The fourth and final example takes the form of “Heuristics for WPAs and Writing Faculty Working with Veteran Populations.” Its layout occupies a question and answer format covering broad themes and issues. It ends with insisting on professional development opportunities for both faculty and administrators in order to best support those who have served. While offering guidelines for consideration, Hart and Thompson allow WPAs space to toil with what might work best in their programs without prescribing concrete best practices. The authors seem to shy away from command-style guidance so as not to confine WPAs and to open space to mediate environments based on the needs of specific student veteran populations.

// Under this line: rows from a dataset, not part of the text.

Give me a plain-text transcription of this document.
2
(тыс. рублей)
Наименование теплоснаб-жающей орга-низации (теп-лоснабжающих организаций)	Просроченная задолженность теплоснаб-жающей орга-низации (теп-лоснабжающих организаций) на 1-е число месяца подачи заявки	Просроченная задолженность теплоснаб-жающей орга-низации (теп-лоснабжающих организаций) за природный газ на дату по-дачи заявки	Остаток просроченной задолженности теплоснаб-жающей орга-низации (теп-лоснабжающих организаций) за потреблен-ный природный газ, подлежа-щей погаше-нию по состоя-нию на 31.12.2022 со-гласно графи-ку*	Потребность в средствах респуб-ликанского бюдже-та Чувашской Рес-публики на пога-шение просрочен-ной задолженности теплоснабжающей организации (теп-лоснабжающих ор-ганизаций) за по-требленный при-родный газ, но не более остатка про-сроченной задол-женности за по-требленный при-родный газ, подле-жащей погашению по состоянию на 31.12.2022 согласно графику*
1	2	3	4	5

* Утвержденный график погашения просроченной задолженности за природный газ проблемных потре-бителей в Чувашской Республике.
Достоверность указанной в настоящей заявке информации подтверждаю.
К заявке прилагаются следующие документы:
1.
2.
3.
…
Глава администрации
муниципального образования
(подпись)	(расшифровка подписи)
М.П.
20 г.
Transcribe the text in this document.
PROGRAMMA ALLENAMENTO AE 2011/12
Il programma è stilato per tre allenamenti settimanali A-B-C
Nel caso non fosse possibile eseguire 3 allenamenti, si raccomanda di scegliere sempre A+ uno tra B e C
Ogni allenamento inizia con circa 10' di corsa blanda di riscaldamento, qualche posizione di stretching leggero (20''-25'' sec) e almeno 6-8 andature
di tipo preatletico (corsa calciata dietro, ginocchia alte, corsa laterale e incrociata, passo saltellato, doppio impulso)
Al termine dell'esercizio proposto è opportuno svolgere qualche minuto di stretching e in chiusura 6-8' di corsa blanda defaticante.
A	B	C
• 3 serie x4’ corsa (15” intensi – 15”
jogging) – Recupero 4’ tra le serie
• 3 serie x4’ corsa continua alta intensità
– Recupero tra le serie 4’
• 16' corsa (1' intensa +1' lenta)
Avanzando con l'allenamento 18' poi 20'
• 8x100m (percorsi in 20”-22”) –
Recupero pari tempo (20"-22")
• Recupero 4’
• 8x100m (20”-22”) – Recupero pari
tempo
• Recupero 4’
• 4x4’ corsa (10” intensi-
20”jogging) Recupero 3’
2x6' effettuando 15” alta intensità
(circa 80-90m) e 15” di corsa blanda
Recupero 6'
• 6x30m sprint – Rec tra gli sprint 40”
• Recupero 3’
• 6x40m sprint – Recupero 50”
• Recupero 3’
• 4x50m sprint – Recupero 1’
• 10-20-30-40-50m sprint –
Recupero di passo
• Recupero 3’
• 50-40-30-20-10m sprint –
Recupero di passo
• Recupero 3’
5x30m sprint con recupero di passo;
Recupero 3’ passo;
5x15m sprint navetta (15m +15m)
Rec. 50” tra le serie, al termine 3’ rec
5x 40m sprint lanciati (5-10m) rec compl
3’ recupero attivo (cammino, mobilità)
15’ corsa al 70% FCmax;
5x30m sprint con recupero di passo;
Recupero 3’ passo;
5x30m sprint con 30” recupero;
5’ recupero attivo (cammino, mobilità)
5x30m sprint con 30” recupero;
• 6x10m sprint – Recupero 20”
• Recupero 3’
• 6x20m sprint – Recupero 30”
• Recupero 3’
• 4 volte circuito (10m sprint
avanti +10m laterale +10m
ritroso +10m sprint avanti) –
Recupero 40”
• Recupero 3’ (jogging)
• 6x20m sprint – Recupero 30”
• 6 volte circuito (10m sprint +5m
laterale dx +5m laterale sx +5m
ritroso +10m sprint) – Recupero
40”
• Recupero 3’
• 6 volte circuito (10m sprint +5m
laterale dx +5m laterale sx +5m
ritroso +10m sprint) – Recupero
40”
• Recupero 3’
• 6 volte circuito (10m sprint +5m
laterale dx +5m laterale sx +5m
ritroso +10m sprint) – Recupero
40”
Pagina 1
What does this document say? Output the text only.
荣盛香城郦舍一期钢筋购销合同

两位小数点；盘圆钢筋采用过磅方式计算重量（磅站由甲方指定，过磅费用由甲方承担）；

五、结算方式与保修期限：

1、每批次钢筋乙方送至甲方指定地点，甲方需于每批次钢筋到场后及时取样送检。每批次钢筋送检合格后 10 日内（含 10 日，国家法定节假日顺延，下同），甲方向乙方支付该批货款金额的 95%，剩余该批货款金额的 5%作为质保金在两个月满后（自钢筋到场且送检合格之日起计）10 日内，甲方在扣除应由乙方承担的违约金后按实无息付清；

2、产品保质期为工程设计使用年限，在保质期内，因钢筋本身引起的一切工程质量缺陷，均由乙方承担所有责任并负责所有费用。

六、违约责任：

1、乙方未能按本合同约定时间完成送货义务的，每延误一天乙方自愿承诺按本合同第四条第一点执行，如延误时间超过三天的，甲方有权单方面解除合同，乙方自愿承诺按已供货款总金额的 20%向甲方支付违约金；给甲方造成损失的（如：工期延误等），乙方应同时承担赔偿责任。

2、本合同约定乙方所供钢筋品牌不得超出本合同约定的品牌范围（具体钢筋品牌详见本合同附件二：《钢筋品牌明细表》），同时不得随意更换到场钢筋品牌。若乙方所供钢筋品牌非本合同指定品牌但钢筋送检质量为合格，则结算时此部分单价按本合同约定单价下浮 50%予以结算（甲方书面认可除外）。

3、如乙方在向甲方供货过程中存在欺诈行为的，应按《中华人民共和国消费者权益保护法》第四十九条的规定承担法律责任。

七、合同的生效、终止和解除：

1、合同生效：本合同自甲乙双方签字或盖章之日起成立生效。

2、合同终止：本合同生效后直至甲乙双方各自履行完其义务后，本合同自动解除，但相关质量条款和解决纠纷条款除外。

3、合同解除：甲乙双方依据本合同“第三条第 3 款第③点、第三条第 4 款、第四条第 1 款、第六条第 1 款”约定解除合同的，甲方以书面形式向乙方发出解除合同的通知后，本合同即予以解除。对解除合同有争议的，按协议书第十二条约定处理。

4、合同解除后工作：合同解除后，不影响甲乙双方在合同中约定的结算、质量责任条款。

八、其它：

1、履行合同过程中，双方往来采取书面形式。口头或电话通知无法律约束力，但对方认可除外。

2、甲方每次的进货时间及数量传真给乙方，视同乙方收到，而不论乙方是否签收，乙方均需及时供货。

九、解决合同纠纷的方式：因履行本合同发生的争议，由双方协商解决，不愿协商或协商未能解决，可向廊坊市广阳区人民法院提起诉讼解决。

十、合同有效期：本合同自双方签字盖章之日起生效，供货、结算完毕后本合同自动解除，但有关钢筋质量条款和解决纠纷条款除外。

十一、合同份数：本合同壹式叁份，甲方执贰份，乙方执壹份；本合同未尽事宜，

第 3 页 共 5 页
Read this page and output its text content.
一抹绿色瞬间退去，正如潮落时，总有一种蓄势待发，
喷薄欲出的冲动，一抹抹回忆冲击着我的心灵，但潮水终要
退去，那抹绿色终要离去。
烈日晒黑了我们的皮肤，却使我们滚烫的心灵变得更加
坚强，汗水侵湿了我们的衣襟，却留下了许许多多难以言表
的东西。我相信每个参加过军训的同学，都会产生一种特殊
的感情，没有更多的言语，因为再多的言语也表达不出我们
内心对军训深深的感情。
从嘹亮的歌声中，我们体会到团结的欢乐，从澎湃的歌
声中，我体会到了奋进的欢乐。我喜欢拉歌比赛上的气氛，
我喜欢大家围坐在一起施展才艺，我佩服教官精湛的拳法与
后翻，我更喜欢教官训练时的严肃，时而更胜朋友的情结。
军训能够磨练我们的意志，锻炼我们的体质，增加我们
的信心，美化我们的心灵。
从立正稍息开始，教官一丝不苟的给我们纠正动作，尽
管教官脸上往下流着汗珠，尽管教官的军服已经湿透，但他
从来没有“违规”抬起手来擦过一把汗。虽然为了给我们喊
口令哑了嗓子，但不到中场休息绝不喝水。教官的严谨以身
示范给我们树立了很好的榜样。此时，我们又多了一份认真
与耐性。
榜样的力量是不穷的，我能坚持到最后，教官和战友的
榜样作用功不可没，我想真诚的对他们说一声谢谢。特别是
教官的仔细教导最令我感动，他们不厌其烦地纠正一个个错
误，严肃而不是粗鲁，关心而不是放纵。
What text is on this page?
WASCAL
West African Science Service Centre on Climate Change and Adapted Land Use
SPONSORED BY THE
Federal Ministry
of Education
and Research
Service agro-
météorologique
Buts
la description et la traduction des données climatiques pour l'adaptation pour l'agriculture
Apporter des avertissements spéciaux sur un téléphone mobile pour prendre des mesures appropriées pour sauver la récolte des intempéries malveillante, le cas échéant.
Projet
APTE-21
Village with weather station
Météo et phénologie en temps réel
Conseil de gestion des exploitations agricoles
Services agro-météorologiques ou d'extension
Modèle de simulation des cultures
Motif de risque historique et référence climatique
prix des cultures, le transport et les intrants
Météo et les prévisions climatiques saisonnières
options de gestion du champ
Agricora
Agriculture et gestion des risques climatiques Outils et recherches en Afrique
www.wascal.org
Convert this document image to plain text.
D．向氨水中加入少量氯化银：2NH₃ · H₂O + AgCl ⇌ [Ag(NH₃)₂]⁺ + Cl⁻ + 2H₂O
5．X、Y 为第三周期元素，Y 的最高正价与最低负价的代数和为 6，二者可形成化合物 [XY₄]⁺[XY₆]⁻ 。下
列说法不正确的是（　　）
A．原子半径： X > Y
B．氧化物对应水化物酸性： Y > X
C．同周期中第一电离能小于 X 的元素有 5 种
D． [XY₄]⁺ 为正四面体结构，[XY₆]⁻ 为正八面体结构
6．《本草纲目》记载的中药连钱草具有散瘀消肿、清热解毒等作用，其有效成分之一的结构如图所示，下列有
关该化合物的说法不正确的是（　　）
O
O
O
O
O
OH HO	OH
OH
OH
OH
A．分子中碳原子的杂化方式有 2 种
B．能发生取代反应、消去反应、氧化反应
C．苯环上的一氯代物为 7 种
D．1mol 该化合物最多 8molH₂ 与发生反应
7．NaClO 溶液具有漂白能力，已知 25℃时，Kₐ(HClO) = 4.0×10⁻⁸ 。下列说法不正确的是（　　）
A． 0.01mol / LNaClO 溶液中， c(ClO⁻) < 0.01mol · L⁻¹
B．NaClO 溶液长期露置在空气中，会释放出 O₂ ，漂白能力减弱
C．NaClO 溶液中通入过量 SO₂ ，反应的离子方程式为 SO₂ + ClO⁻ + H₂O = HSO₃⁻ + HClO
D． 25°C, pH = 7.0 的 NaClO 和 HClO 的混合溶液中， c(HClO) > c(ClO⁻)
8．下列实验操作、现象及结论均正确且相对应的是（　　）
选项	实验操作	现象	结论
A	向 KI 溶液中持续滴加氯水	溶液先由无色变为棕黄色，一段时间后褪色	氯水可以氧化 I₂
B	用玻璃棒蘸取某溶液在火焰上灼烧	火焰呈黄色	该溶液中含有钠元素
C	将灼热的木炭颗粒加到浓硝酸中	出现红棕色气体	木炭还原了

The conclusion of the volume recaptures the common threads running throughout and cements the book in the conversation of WS through its careful interweaving of the student veteran population as a significant part of higher education, specifically FYC classrooms. The authors touch on the parallels between military promotion and educational and professional development, while also emphasizing the asset based model of veterans’ experiences in the classroom. Hart and Thompson end with referencing Sue Doe and Lisa Langstraat’s (2014) Generation Vet, a volume featuring both Hart and Thompson’s writing, as well as fellow Veterans Studies experts Corrine Hinton and Cathleen Morreale’s work. Doing so provides a viable link between this book and the already established conversation in the field.

With a critical eye, the reader may notice that Hart and Thompson take creative license with the field guide genre, which is typically brought into the field to help distinguish objects from each other. Conversely, field manuals contain standard operating procedures (SOP) for problem solving by offering operational, instrumental techniques. If the reader is looking for somewhere to start identifying key components of VS, then this book serves its purpose as a field guide. If the reader requires a manual with theory and proven practical application strategies, this will not suffice. In truth, the book reads more as an academic monograph that plays with the field guide genre, rather than operating as a guide itself.

While this book may prove a good place to start when considering the implementation of student-veterans to one’s writing classroom, faculty and administrators alike should compile additional resources if they want to more completely understand the picture of veterans in the (their) classroom. However, the upside to this resource is that it enables scholars new to the incorporation of VS to WS to fill in knowledge gaps, offers strategies, and provides research on best practices for veterans in higher education. The bibliography offers fertile ground for additional research and while Hart and Thompson’s book may not be “the” volume on Veterans Studies, it is certainly a place to start.

Competing Interests

The author has no competing interests to declare.

References

  1. Doe, S., & Langstraat, L. (2014). Generation vet: Composition, student-veterans, and the post-9/11 university. Utah State University Press. DOI: https://doi.org/10.7330/9780874219425 

  2. Hart, D. A., & Thompson, R. (2020). Writing programs, veterans studies, and the post-9/11 university: A field guide. National Council of Teachers of English. 

  3. Hinton, C. (2013). “The Military taught me something about writing”: How student veterans complicate the novice-to-expert continuum in first-year composition. Composition forum, 14, n.p. 

  4. Keast, D. (2013). A class for vets, not by a vet: Developing a veteran-friendly composition course at city college of San Francisco. Composition forum, 28, n.p. 

  5. Morreale, C. (2011). Academic motivation and academic self-concept: Military veteran students in higher education (Doctoral dissertation). Buffalo, NY: State University of New York at Buffalo.